Details blur a bit here. Noh's family apparently decided she must not want Sungwook and took him to an orphanage. But after she returned from her job search to claim her baby, they would not tell her where he had been taken.

She spent years thinking he was living with a rich Korean family, she says in the documentary.

Beesley has visited Noh and her daughter, 12-year-old Hyojung, several times since then. Because he relies on a translator to speak with Noh, Beesley is hesitant to probe too deeply.

"They're apologizing left and right. To this day, my grandmother is extremely guilty," he says. "I'm not mad. I'm not that type of person (to hold a grudge). It's in the past. You can't do anything about it."

When Beesley returned from the reunion, he decided to involve himself with the Korean adoptees' community. Estimates place the number of Korean children placed for international adoption since the 1950s at 200,000.

It was on a public forum that he learned filmmaker Tammy Chu was preparing a project about birth mothers and wanted adoptees' perspectives.

Beesley contacted her to indicate he would help.

"She emailed back, 'funny you just emailed me because I just got done interviewing your mother, and I was going to contact you anyway,' " he says.

Eventually, Chu decided to focus on just Noh and Beesley.

One of Beesley's incentives for participating is a desire to start conversations about adoption.

"There's so much money involved in adoption now," he says. "It's understandable you're going to have some expenses whether the child is in foster care or an orphanage. But where's the other money going to? Should it be a profitable thing? I don't agree."

In the 1970s and '80s, many adoptees and their new parents weren't told the truth behind the parental surrender, Beesley says.

"That's why you're going to come across a lot of adoptees who are really bitter and really angry because they were lied to as were their adoptive parents and even the birth parents."

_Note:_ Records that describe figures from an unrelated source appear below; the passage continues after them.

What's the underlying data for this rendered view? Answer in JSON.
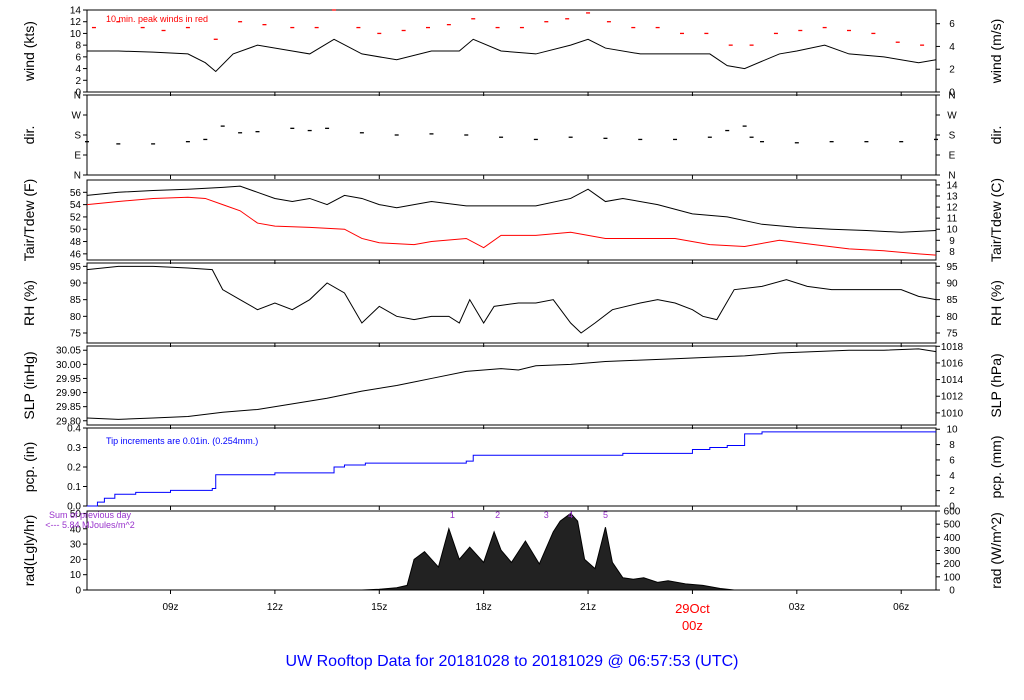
{
  "page_title": "UW Rooftop Data for 20181028  to  20181029 @ 06:57:53  (UTC)",
  "colors": {
    "black": "#000000",
    "red": "#ff0000",
    "blue": "#0000ff",
    "purple": "#9933cc",
    "title_blue": "#0000ff"
  },
  "x_axis": {
    "domain_hours": [
      6.6,
      31.0
    ],
    "ticks": [
      {
        "hour": 9,
        "label": "09z"
      },
      {
        "hour": 12,
        "label": "12z"
      },
      {
        "hour": 15,
        "label": "15z"
      },
      {
        "hour": 18,
        "label": "18z"
      },
      {
        "hour": 21,
        "label": "21z"
      },
      {
        "hour": 24,
        "label": ""
      },
      {
        "hour": 27,
        "label": "03z"
      },
      {
        "hour": 30,
        "label": "06z"
      }
    ],
    "day_marker": {
      "hour": 24,
      "line1": "29Oct",
      "line2": "00z",
      "color": "#ff0000"
    }
  },
  "chart_data": [
    {
      "type": "line",
      "id": "wind",
      "ylabel_left": "wind (kts)",
      "ylabel_right": "wind (m/s)",
      "ylim": [
        0,
        14
      ],
      "yticks_left": [
        0,
        2,
        4,
        6,
        8,
        10,
        12,
        14
      ],
      "yticks_right": [
        {
          "value": 0,
          "label": "0"
        },
        {
          "value": 3.89,
          "label": "2"
        },
        {
          "value": 7.78,
          "label": "4"
        },
        {
          "value": 11.66,
          "label": "6"
        }
      ],
      "annotation": "10 min. peak winds in red",
      "series": [
        {
          "style": "line",
          "color": "#000000",
          "x": [
            6.6,
            7.5,
            8.5,
            9.5,
            10.0,
            10.3,
            10.8,
            11.5,
            12.5,
            13.0,
            13.7,
            14.5,
            15.5,
            16.5,
            17.3,
            17.7,
            18.5,
            19.5,
            20.5,
            21.0,
            21.5,
            22.5,
            23.5,
            24.5,
            25.0,
            25.5,
            26.5,
            27.0,
            27.8,
            28.5,
            29.5,
            30.5,
            31.0
          ],
          "y": [
            7,
            7,
            6.8,
            6.5,
            5,
            3.5,
            6.5,
            8,
            7,
            6.5,
            9,
            6.5,
            5.5,
            7,
            7,
            9,
            7,
            6.5,
            8,
            9,
            7.5,
            6.5,
            6.5,
            6.5,
            4.5,
            4,
            6.5,
            7,
            8,
            6.5,
            6,
            5,
            5.5
          ]
        },
        {
          "style": "dashes",
          "color": "#ff0000",
          "x": [
            6.8,
            7.5,
            8.2,
            8.8,
            9.5,
            10.3,
            11.0,
            11.7,
            12.5,
            13.2,
            13.7,
            14.4,
            15.0,
            15.7,
            16.4,
            17.0,
            17.7,
            18.4,
            19.1,
            19.8,
            20.4,
            21.0,
            21.6,
            22.3,
            23.0,
            23.7,
            24.4,
            25.1,
            25.7,
            26.4,
            27.1,
            27.8,
            28.5,
            29.2,
            29.9,
            30.6
          ],
          "y": [
            11,
            12,
            11,
            10.5,
            11,
            9,
            12,
            11.5,
            11,
            11,
            14,
            11,
            10,
            10.5,
            11,
            11.5,
            12.5,
            11,
            11,
            12,
            12.5,
            13.5,
            12,
            11,
            11,
            10,
            10,
            8,
            8,
            10,
            10.5,
            11,
            10.5,
            10,
            8.5,
            8
          ]
        }
      ]
    },
    {
      "type": "scatter",
      "id": "dir",
      "ylabel_left": "dir.",
      "ylabel_right": "dir.",
      "ylim": [
        0,
        360
      ],
      "yticks_left": [
        {
          "value": 0,
          "label": "N"
        },
        {
          "value": 90,
          "label": "E"
        },
        {
          "value": 180,
          "label": "S"
        },
        {
          "value": 270,
          "label": "W"
        },
        {
          "value": 360,
          "label": "N"
        }
      ],
      "yticks_right": [
        {
          "value": 0,
          "label": "N"
        },
        {
          "value": 90,
          "label": "E"
        },
        {
          "value": 180,
          "label": "S"
        },
        {
          "value": 270,
          "label": "W"
        },
        {
          "value": 360,
          "label": "N"
        }
      ],
      "series": [
        {
          "style": "dashes",
          "color": "#000000",
          "x": [
            6.6,
            7.5,
            8.5,
            9.5,
            10.0,
            10.5,
            11.0,
            11.5,
            12.5,
            13.0,
            13.5,
            14.5,
            15.5,
            16.5,
            17.5,
            18.5,
            19.5,
            20.5,
            21.5,
            22.5,
            23.5,
            24.5,
            25.0,
            25.5,
            25.7,
            26.0,
            27.0,
            28.0,
            29.0,
            30.0,
            31.0
          ],
          "y": [
            150,
            140,
            140,
            150,
            160,
            220,
            190,
            195,
            210,
            200,
            210,
            190,
            180,
            185,
            180,
            170,
            160,
            170,
            165,
            160,
            160,
            170,
            200,
            220,
            170,
            150,
            145,
            150,
            150,
            150,
            160
          ]
        }
      ]
    },
    {
      "type": "line",
      "id": "temp",
      "ylabel_left": "Tair/Tdew (F)",
      "ylabel_right": "Tair/Tdew (C)",
      "ylim": [
        45,
        58
      ],
      "yticks_left": [
        46,
        48,
        50,
        52,
        54,
        56
      ],
      "yticks_right": [
        {
          "value": 46.4,
          "label": "8"
        },
        {
          "value": 48.2,
          "label": "9"
        },
        {
          "value": 50,
          "label": "10"
        },
        {
          "value": 51.8,
          "label": "11"
        },
        {
          "value": 53.6,
          "label": "12"
        },
        {
          "value": 55.4,
          "label": "13"
        },
        {
          "value": 57.2,
          "label": "14"
        }
      ],
      "series": [
        {
          "style": "line",
          "color": "#000000",
          "x": [
            6.6,
            7.5,
            8.5,
            9.5,
            10.5,
            11.0,
            11.5,
            12.0,
            12.5,
            13.0,
            13.5,
            14.0,
            14.5,
            15.0,
            15.5,
            16.5,
            17.5,
            18.5,
            19.5,
            20.5,
            21.0,
            21.5,
            22.0,
            23.0,
            24.0,
            25.0,
            26.0,
            27.0,
            28.0,
            29.0,
            30.0,
            31.0
          ],
          "y": [
            55.5,
            56,
            56.3,
            56.5,
            56.8,
            57,
            56,
            55,
            54.5,
            55,
            54,
            55.5,
            55,
            54,
            53.5,
            54.5,
            53.8,
            53.8,
            53.8,
            55,
            56.5,
            54.5,
            55,
            54,
            52.5,
            52,
            50.8,
            50.3,
            50,
            49.8,
            49.5,
            49.8
          ]
        },
        {
          "style": "line",
          "color": "#ff0000",
          "x": [
            6.6,
            7.5,
            8.5,
            9.5,
            10.0,
            10.5,
            11.0,
            11.5,
            12.0,
            13.0,
            14.0,
            14.5,
            15.0,
            16.0,
            16.5,
            17.5,
            18.0,
            18.5,
            19.5,
            20.5,
            21.5,
            22.5,
            23.5,
            24.5,
            25.5,
            26.5,
            27.5,
            28.5,
            29.5,
            30.5,
            31.0
          ],
          "y": [
            54,
            54.5,
            55,
            55.2,
            55,
            54,
            53,
            51,
            50.5,
            50.3,
            50,
            48.5,
            47.8,
            47.5,
            48,
            48.5,
            47,
            49,
            49,
            49.5,
            48.5,
            48.5,
            48.5,
            47.5,
            47.2,
            48.2,
            47.5,
            46.8,
            46.5,
            46,
            45.8
          ]
        }
      ]
    },
    {
      "type": "line",
      "id": "rh",
      "ylabel_left": "RH (%)",
      "ylabel_right": "RH (%)",
      "ylim": [
        72,
        96
      ],
      "yticks_left": [
        75,
        80,
        85,
        90,
        95
      ],
      "yticks_right": [
        {
          "value": 75,
          "label": "75"
        },
        {
          "value": 80,
          "label": "80"
        },
        {
          "value": 85,
          "label": "85"
        },
        {
          "value": 90,
          "label": "90"
        },
        {
          "value": 95,
          "label": "95"
        }
      ],
      "series": [
        {
          "style": "line",
          "color": "#000000",
          "x": [
            6.6,
            7.5,
            8.5,
            9.5,
            10.2,
            10.5,
            11.0,
            11.5,
            12.0,
            12.5,
            13.0,
            13.5,
            14.0,
            14.5,
            15.0,
            15.5,
            16.0,
            16.5,
            17.0,
            17.3,
            17.6,
            18.0,
            18.3,
            19.0,
            19.5,
            20.0,
            20.5,
            20.8,
            21.2,
            21.7,
            22.5,
            23.0,
            23.5,
            24.0,
            24.3,
            24.7,
            25.2,
            26.0,
            26.7,
            27.3,
            28.0,
            29.0,
            30.0,
            30.5,
            31.0
          ],
          "y": [
            94,
            95,
            95,
            94.5,
            94,
            88,
            85,
            82,
            84,
            82,
            85,
            90,
            87,
            78,
            83,
            80,
            79,
            80,
            80,
            78,
            85,
            78,
            83,
            84,
            84,
            85,
            78,
            75,
            78,
            82,
            84,
            85,
            84,
            82,
            80,
            79,
            88,
            89,
            91,
            89,
            88,
            88,
            88,
            86,
            85
          ]
        }
      ]
    },
    {
      "type": "line",
      "id": "slp",
      "ylabel_left": "SLP (inHg)",
      "ylabel_right": "SLP (hPa)",
      "ylim": [
        29.785,
        30.065
      ],
      "yticks_left": [
        29.8,
        29.85,
        29.9,
        29.95,
        30.0,
        30.05
      ],
      "yticks_labels_left": [
        "29.80",
        "29.85",
        "29.90",
        "29.95",
        "30.00",
        "30.05"
      ],
      "yticks_right": [
        {
          "value": 29.828,
          "label": "1010"
        },
        {
          "value": 29.887,
          "label": "1012"
        },
        {
          "value": 29.946,
          "label": "1014"
        },
        {
          "value": 30.005,
          "label": "1016"
        },
        {
          "value": 30.064,
          "label": "1018"
        }
      ],
      "series": [
        {
          "style": "line",
          "color": "#000000",
          "x": [
            6.6,
            7.5,
            8.5,
            9.5,
            10.5,
            11.5,
            12.5,
            13.5,
            14.5,
            15.5,
            16.5,
            17.5,
            18.5,
            19.0,
            19.5,
            20.5,
            21.5,
            22.5,
            23.5,
            24.5,
            25.5,
            26.5,
            27.5,
            28.5,
            29.5,
            30.5,
            31.0
          ],
          "y": [
            29.81,
            29.805,
            29.81,
            29.815,
            29.83,
            29.84,
            29.86,
            29.88,
            29.905,
            29.925,
            29.95,
            29.975,
            29.985,
            29.98,
            29.995,
            30.0,
            30.01,
            30.015,
            30.02,
            30.025,
            30.03,
            30.04,
            30.045,
            30.05,
            30.05,
            30.055,
            30.045
          ]
        }
      ]
    },
    {
      "type": "line",
      "id": "pcp",
      "ylabel_left": "pcp. (in)",
      "ylabel_right": "pcp. (mm)",
      "ylim": [
        0,
        0.4
      ],
      "yticks_left": [
        0.0,
        0.1,
        0.2,
        0.3,
        0.4
      ],
      "yticks_labels_left": [
        "0.0",
        "0.1",
        "0.2",
        "0.3",
        "0.4"
      ],
      "yticks_right": [
        {
          "value": 0,
          "label": "0"
        },
        {
          "value": 0.0787,
          "label": "2"
        },
        {
          "value": 0.1575,
          "label": "4"
        },
        {
          "value": 0.2362,
          "label": "6"
        },
        {
          "value": 0.315,
          "label": "8"
        },
        {
          "value": 0.3937,
          "label": "10"
        }
      ],
      "annotation": "Tip increments are 0.01in. (0.254mm.)",
      "series": [
        {
          "style": "step",
          "color": "#0000ff",
          "x": [
            6.6,
            6.9,
            7.1,
            7.4,
            8.0,
            9.0,
            10.2,
            10.3,
            12.0,
            13.7,
            14.0,
            14.6,
            17.5,
            17.7,
            19.5,
            22.0,
            24.0,
            24.5,
            25.0,
            25.5,
            26.0,
            31.0
          ],
          "y": [
            0.0,
            0.02,
            0.04,
            0.06,
            0.07,
            0.08,
            0.09,
            0.16,
            0.17,
            0.2,
            0.21,
            0.22,
            0.23,
            0.26,
            0.26,
            0.27,
            0.29,
            0.3,
            0.31,
            0.37,
            0.38,
            0.38
          ]
        }
      ]
    },
    {
      "type": "area",
      "id": "rad",
      "ylabel_left": "rad(Lgly/hr)",
      "ylabel_right": "rad (W/m^2)",
      "ylim": [
        0,
        51.6
      ],
      "yticks_left": [
        0,
        10,
        20,
        30,
        40,
        50
      ],
      "yticks_right": [
        {
          "value": 0,
          "label": "0"
        },
        {
          "value": 8.6,
          "label": "100"
        },
        {
          "value": 17.2,
          "label": "200"
        },
        {
          "value": 25.8,
          "label": "300"
        },
        {
          "value": 34.4,
          "label": "400"
        },
        {
          "value": 43.0,
          "label": "500"
        },
        {
          "value": 51.6,
          "label": "600"
        }
      ],
      "annotation_line1": "Sum of previous day",
      "annotation_line2": "<--- 5.84 MJoules/m^2",
      "markers": [
        {
          "hour": 17.1,
          "label": "1"
        },
        {
          "hour": 18.4,
          "label": "2"
        },
        {
          "hour": 19.8,
          "label": "3"
        },
        {
          "hour": 20.5,
          "label": "4"
        },
        {
          "hour": 21.5,
          "label": "5"
        }
      ],
      "series": [
        {
          "style": "area",
          "color": "#000000",
          "x": [
            14.5,
            15.0,
            15.5,
            15.8,
            16.0,
            16.3,
            16.7,
            17.0,
            17.3,
            17.6,
            18.0,
            18.3,
            18.5,
            18.8,
            19.2,
            19.6,
            20.0,
            20.2,
            20.5,
            20.7,
            20.9,
            21.2,
            21.5,
            21.7,
            22.0,
            22.3,
            22.6,
            23.0,
            23.3,
            23.8,
            24.3,
            24.8,
            25.2
          ],
          "y": [
            0,
            0.5,
            1.5,
            3,
            20,
            25,
            15,
            40,
            20,
            28,
            18,
            38,
            26,
            18,
            32,
            17,
            38,
            45,
            50,
            45,
            20,
            14,
            41,
            18,
            8,
            7,
            8,
            5,
            6,
            4,
            3,
            1,
            0
          ]
        }
      ]
    }
  ]
}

Beesley doesn't think all adoptions should be banned. He just wants to make sure it is the right thing for the birth parent and child.

Noh, however, has become an activist in South Korea, hoping to ban all international adoptions. She, along with others, is seeking signatures on a petition to bring it to South Korea's general assembly.

Noh and Beesley haven't seen each other in about two years. Tickets to South Korea have been too expensive recently, he says.

His attempts to learn Korean have faltered without the impetus of an upcoming visit, but Beesley hopes someday to be able to speak to his mother one on one.

The time they lost cannot be replaced, nor can the pain ever be erased.

"The heartache doesn't go away," Noh told Chu. "It's always there."